In [52]:
import pandas as pd
from matplotlib import pyplot as plt
from mpl_toolkits import mplot3d
from collections import namedtuple #Untuk dict ke objek

def get_first_word(words:str)->str:
    all = ""
    for w in words.split(' '):
        try:
            int(w)
            all +=w
        except:
            all +=w[0]
    return all

def buat_dataset(filename,index_name,sep=','):
    
    df = pd.read_csv(filename,sep=sep)
    
    index = list(df[index_name])
    del df[index_name]
    
    dframe = {
        'nama_full':index,
        'kolom':list(df.columns),
        'akronim':[get_first_word(x) for x in index ],
        'data':df.to_numpy().tolist()
    }

    return dframe



In [53]:
import time
def randomN(x:int,N:int)->int:
    """Menghasilkan N Angka Random

    Args:
        x: 

    Returns:
        int: 
    """
    daftarN = []
    count = 0
    while count < N:
        time.time()
        random=int(time.time()*1000)
        random %= x
        if random not in daftarN:
            daftarN.append(random)
            count +=1
    return daftarN


In [54]:
def hitung_jarak(point_start:list,point:list)->float:
    if len(point_start)==len(point):
        res = 0
        for St,pt in zip(point_start,point):
            res += (St-pt)**2
        
        return res**(0.5)
    else:
        print("Panjang Acuan dan poin tidak sesuai")
        print(len(point_start),"!=",len(point))
        raise ValueError

In [55]:
class Cluster:

    def __init__(self,cluster:int,data,nama):
        self.id = cluster
        self.data = data
        self.nama = nama
    
    @property
    def df(self):
        output = {"nama":self.nama}
        for key,val in self.data.items():
            output['axis'+str(key)] = val
        output['cluster'] = [self.id] * len(self.nama)
        print(self)
        return pd.DataFrame(output)

    def __repr__(self):
        return f"Cluster {self.id} ({len(self.nama)}item)"
    
    def __str__(self):
        return f"Cluster {self.id} ({len(self.nama)}item)"

In [56]:
def combination(lst, n):
	
	if n == 0:
		return [[]]
	
	l =[]
	for i in range(0, len(lst)):
		
		m = lst[i]
		remLst = lst[i + 1:]
		
		for p in combination(remLst, n-1):
			l.append([m]+p)
			
	return l

In [57]:
class Iterasi:
    _COLOR = "#f403a8"

    def __init__(self,dataset,start_point,hasil_hitung:dict,nama_full=True):
        self.dataset = dataset
        self.start_point = start_point
        self.data = hasil_hitung
        if nama_full:
            self.nama = self.dataset["nama_full"]
        else:
            self.nama = self.dataset["akronim"]        
        self.cluster = self._grouping()
        self.next_point = self._cari_next_point()
        self.wcv = sum(self.data['WCV'])
        self.bcv = self._hitungbcv()
        self.ratio = self.bcv/self.wcv


    def _hitungbcv(self):
        ds = self.start_point
        lst = list(range(len(ds)))
        pos = combination(lst,2) # 01, 12, 02

        daftar_jarak_centroid = [hitung_jarak(ds[comb[0]],ds[comb[1]]) for comb in pos]
        return sum(daftar_jarak_centroid)
    

    def _grouping(self)->dict:
        hasil = []

        banyak_cluster = len(self.data)-2
        data =self.dataset['data']
        nama = self.nama
        banyak_kolom = range(len(data[0]))
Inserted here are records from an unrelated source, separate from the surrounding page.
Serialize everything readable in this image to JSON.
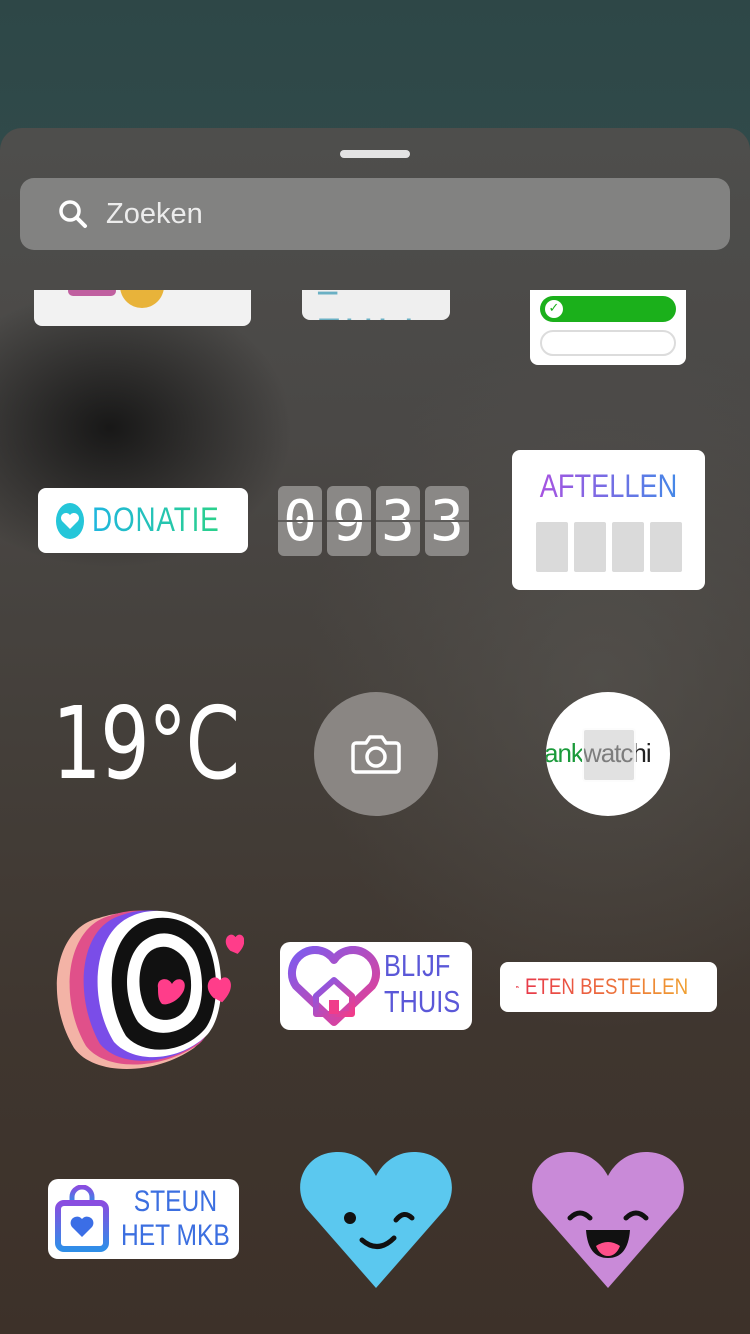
{
  "search": {
    "placeholder": "Zoeken"
  },
  "stickers": {
    "poll_partial": "= FULL",
    "donation": "DONATIE",
    "countdown_time": [
      "0",
      "9",
      "3",
      "3"
    ],
    "countdown_title": "AFTELLEN",
    "temperature": "19°C",
    "link_text_green": "ank",
    "link_text_dark": "watchi",
    "blijf_line1": "BLIJF",
    "blijf_line2": "THUIS",
    "eten": "ETEN BESTELLEN",
    "steun_line1": "STEUN",
    "steun_line2": "HET MKB"
  },
  "colors": {
    "donation_blue": "#25c6d9",
    "countdown_gradient": [
      "#b04ee0",
      "#3b8de8"
    ],
    "heart_blue": "#5bc8ef",
    "heart_purple": "#c98ad8"
  },
  "icons": [
    "search-icon",
    "camera-icon",
    "heart-icon",
    "truck-icon",
    "shopping-bag-icon",
    "house-heart-icon"
  ]
}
        for id in range(1,banyak_cluster+1):
            # Penentuan banyak kolom
            kolom_ke = {}
            for x in banyak_kolom:
                kolom_ke[x] = []

            hasil.append(Cluster(id,kolom_ke,[]))
        
        
        for i,id_cluster in enumerate(self.data['terdekat']):
            cluster = hasil[id_cluster-1]
            cluster.nama.append(nama[i])
            for k in banyak_kolom:
                cluster.data[k].append(data[i][k])

        
        return hasil
    
    @property
    def df(self):
        return pd.DataFrame(self.data).sort_values(by=["terdekat"])
    def _cari_next_point(self):
        next_point = []
        for cluster in self.cluster:
            N = len(cluster.nama)
            coordinate = []
            for axis in cluster.data.values():
                try:
                    coordinate.append(sum(axis)/N)
                except:
                    coordinate.append(0)

            next_point.append(coordinate)
        return next_point

    def to_pict(self,kolom=[0,1]):
        clm = [self.dataset['kolom'][x] for x in kolom]
        
        col = 'rgbcmyk'
        fig = plt.figure()
        ax1 = fig.add_subplot(111)
        for i, cluster in enumerate(self.cluster):
            color = col[i%len(col)]
            d = cluster.data
            ax1.scatter(d[kolom[0]], d[kolom[1]], s=10, 
            c=color, label="Cluster "+str(cluster.id))
        
        sp_x = []
        sp_y = []
        for Ax_point in self.start_point:
            sp_x.append(Ax_point[kolom[0]])
            sp_y.append(Ax_point[kolom[1]])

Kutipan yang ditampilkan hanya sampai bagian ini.